Wo viele Menschen auf engem Raum (Lager) zusammenleben müssen, hat es sich bewährt, wenn…

  • ein Zusammenziehen in den Räumen möglichst frei gewählt werden kann.
  • die gewohnte Kost selbst hergestellt wird – kein Kochverbot!
  • die Mindeststandards zum Schutz von Kindern, Jugendlichen und Frauen in Flüchtlingsunterkünften eingehalten und verbindlich vorgeschrieben werden. (Siehe BMFSFJ +UNICEF 2016)
  • alle Männer die Möglichkeit bekommen, Sport zu treiben, sich fit zu halten oder unter Anleitung eine Sportart erlernen können. (z.B. Schwimmen)

Das „Arbeitsverbot“ ist sofort aufzuheben, denn kein Deutscher verliert seinen Arbeitsplatz wegen eines Flüchtlings. Das Arbeiten gemeinsam mit Deutschen erhöht die Motivation Deutsch zu lernen und ermöglicht es, die alltäglichen Gepflogenheiten und ungeschriebenen Gesetze kennen zu lernen. (z.B. Pünktlichkeit, Zuverlässigkeit, Verantwortung) Wir brauchen dringend Menschen, die bereit sind eine Ausbildung in Kranken- und Altenpflege zu machen.

Eigeninitiative und Kompetenzen der Flüchtlinge müssen mehr Gewicht bekommen als Bürokratie der Ämter. Jeder „Einzelfall“ soll auch gesondert beurteilt werden.

Was soll ein 63-Punkte-Plan, der vorgaukelt: Jetzt wird alles besser und schneller verwaltet, die Menschen werden Deutschland gleich wieder verlassen? Familien dürfen auch dann nicht auseinandergerissen werden, nur weil Kinder „volljährig“ geworden sind. Das Zusammenlegen von Ämtern und Behörden hat kein Asylverfahren beschleunigt.

Solange es keine geregelte und sichere Rückkehrmöglichkeit gibt, dürfen keine Maßnahmen angedroht werden, die einen Flüchtling zu einem illegalen Menschen machen. Auch diejenigen, die keinen Asylstatus bekommen können, müssen die Möglichkeit bekommen sich zu integrieren und gegebenenfalls ein Aufenthaltsrecht erhalten.

Unser Vertrauen in die Ehrenhaftigkeit der Regierung ist tief erschüttert.
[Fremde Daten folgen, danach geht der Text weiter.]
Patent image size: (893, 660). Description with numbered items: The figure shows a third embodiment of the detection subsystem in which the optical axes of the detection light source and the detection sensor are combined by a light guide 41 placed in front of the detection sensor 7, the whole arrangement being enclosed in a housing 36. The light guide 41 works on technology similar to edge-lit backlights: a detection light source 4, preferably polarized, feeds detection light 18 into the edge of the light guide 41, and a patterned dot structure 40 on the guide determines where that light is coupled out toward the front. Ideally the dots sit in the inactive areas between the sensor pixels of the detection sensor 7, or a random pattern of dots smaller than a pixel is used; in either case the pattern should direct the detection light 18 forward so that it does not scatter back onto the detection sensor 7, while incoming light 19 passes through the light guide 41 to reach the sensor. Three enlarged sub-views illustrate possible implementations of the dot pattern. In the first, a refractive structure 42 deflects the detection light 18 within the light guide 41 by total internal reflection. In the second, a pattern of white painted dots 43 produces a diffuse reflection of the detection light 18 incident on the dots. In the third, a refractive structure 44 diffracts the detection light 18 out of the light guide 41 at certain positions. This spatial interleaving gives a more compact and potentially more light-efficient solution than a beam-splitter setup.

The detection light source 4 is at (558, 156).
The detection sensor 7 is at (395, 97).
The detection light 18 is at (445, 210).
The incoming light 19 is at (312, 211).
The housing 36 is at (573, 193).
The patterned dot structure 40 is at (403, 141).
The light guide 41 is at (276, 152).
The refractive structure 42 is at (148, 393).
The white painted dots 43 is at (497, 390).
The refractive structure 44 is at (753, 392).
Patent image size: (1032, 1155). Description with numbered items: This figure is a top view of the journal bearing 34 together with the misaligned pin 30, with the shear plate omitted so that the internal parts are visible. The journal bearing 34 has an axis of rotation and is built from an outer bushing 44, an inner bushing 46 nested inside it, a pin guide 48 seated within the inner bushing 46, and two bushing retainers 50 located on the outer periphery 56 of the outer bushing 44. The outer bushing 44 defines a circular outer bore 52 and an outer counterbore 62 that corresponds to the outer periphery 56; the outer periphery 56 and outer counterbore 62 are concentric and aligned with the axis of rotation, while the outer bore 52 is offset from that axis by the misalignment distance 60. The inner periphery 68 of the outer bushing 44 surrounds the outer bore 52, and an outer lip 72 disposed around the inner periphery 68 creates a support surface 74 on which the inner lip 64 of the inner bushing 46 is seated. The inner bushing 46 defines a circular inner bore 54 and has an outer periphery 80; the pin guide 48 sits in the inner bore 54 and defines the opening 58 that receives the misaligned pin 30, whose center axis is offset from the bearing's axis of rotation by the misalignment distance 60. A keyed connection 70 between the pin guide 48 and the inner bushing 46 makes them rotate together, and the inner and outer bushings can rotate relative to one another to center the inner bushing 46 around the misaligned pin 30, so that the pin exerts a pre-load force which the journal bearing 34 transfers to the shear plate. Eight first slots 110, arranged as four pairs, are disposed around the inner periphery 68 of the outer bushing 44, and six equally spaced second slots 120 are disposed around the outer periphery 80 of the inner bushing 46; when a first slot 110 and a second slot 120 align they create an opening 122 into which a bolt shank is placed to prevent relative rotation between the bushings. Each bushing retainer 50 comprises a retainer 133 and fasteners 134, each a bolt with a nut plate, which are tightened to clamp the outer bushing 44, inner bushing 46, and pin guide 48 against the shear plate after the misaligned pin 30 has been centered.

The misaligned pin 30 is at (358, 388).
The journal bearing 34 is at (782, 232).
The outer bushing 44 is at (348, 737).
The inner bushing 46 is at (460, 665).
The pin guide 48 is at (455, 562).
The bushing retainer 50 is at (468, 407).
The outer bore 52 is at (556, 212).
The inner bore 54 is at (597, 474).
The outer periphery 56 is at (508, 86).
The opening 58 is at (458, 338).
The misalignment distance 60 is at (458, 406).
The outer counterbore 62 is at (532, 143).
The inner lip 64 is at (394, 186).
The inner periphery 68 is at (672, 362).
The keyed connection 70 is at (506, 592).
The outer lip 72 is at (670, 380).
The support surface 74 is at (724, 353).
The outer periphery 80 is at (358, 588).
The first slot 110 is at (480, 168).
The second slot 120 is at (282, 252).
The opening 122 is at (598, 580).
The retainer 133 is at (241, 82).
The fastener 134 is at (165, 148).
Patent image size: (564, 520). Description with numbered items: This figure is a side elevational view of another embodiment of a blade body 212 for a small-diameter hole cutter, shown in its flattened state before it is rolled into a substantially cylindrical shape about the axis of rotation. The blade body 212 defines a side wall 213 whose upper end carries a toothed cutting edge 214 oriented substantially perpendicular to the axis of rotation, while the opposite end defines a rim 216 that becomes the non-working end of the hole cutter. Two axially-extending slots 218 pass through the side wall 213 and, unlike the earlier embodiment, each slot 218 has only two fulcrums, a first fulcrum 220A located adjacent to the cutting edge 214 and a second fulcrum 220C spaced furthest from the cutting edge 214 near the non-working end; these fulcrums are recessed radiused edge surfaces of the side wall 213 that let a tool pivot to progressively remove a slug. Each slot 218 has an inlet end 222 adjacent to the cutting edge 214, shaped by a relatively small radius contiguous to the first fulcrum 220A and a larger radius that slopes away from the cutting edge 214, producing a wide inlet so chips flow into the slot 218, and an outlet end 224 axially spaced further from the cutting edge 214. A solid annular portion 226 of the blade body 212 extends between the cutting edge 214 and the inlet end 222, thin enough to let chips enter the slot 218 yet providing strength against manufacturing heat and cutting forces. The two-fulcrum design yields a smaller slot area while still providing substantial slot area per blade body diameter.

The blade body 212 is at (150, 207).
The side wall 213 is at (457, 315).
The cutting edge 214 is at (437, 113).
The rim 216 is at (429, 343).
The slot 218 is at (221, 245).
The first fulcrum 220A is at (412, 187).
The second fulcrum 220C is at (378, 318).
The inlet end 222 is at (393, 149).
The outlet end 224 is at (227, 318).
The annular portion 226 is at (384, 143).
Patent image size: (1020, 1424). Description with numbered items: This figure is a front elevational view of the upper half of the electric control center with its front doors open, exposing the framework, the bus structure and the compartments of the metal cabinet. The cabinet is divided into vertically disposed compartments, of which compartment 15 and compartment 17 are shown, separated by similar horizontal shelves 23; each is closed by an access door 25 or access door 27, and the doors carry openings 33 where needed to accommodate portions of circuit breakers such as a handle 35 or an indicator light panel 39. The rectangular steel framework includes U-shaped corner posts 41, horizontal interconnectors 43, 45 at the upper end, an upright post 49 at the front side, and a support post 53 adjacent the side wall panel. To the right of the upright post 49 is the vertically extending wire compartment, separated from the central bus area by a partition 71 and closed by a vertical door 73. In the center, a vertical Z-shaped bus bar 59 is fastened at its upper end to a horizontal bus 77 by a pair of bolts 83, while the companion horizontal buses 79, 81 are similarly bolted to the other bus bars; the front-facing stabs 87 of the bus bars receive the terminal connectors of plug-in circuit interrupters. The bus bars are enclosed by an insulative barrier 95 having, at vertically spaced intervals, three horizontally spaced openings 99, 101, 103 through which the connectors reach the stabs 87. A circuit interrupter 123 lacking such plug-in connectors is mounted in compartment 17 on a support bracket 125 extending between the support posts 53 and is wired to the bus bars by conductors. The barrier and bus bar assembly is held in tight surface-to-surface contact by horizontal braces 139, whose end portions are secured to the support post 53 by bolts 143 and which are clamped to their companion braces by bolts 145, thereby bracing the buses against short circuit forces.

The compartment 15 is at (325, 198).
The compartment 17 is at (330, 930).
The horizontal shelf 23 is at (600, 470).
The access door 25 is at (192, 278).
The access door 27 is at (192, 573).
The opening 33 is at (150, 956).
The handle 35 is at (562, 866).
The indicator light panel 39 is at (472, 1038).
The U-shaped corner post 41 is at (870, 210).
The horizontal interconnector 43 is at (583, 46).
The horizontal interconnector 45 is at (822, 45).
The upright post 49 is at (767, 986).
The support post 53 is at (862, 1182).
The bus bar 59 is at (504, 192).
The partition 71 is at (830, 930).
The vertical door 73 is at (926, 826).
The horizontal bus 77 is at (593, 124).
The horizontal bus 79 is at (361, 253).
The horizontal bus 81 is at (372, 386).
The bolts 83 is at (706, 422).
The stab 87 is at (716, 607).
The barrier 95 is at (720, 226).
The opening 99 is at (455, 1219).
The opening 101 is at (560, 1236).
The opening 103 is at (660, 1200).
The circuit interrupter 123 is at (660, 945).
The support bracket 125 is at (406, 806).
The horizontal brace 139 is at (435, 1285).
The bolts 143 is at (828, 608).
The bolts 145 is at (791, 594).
Die Unterstützer und ich wünschen, dass sachlich, vernünftig und rechtmäßig gehandelt wird und die wirklich großen gesellschaftlichen Herausforderungen endlich in Angriff genommen werden.

Wir wollen in Europa und explizit in Deutschland verantwortungsbewusste Politiker, die sich stark machen für eine Politik der Menschlichkeit auf der Grundlage der Allgemeinen Erklärung der Menschenrechte.

Schrobenhausen, den 16. Juli 2018

Herwig Laabs

Unterstützer: Joachim Siegl für den Verein Offene Türen – internationaler Treff e.V.

PS: Wir unterstützen die zahlreichen Petitionen, die in die gleiche Richtung zielen.